TÜRKİYE'DE F.BAHÇE'Yİ TUTTUM
Goller, asistler, ve şampiyonluklar değil. En çok gurur duyduğum şey futbol dışında insanlara yardım etme imkânım olmasıydı. Özellikle Afrika ve Güney Amerika'daki yardıma muhtaç insanlara bir şeyler verebilmekti ve buna devam edeceğim. Çocukken annemin bana öğrettiği buydu ve bununla gurur duyuyorum. Almanya'da hep Schalke 04 taraftarı oldum, Türkiye'de ise Fenerbahçe'yi tuttum. Çocukken en sevdiğim iki kulüptü. İkisinde de oynamak büyük onurdu. Şampiyonlar Ligi'ni kazanmak hayallerimden biriydi ama hayatta her zaman her şeye sahip olamazsınız. Ve Dünya Kupası'nı, Şampiyonlar Ligi'ne değişmem.

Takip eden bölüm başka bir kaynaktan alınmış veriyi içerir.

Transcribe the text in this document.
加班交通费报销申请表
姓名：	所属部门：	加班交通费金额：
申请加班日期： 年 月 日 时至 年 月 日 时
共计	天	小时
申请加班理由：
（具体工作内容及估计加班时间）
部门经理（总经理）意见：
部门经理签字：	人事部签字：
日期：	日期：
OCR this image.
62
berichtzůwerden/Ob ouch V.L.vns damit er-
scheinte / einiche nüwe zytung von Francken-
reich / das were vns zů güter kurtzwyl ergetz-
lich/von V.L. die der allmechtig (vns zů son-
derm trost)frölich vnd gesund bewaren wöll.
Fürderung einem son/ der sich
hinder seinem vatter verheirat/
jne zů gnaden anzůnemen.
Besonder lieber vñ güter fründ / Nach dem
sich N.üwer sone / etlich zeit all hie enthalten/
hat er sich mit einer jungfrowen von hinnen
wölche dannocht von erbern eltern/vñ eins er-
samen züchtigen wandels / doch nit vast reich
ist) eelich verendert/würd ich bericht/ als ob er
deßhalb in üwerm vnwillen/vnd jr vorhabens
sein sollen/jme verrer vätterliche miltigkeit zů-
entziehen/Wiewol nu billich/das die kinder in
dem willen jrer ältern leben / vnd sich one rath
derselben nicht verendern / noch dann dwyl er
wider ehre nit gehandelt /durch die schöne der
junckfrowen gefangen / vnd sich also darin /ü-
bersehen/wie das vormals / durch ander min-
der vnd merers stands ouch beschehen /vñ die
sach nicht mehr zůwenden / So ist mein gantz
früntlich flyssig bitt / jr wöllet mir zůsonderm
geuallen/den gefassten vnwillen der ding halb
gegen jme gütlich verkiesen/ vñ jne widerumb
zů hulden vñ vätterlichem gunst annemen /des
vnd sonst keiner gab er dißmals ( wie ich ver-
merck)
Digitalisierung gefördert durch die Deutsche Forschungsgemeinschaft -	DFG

MOURINHO EN BÜYÜK ETKENDİ Real Madrid'i seçmeme sebep olan tek kişi Jose Mourinho oldu. Bana VIP bir tur düzenledi. Kulübün her yerini gezdirdi, planlarını anlattı. Tüylerim diken diken olmuştu. Barcelona ile de görüştüm ancak coşku daha azdı. Guardiola benimle tanışmadı bile. Oysa bu görüşmelerden önce Barcelona'nın tarzını daha çok seviyordum ve orada oynayabileceğimi düşünüyordum. Mourinho, kararımı vermemdeki en önemli faktör oldu."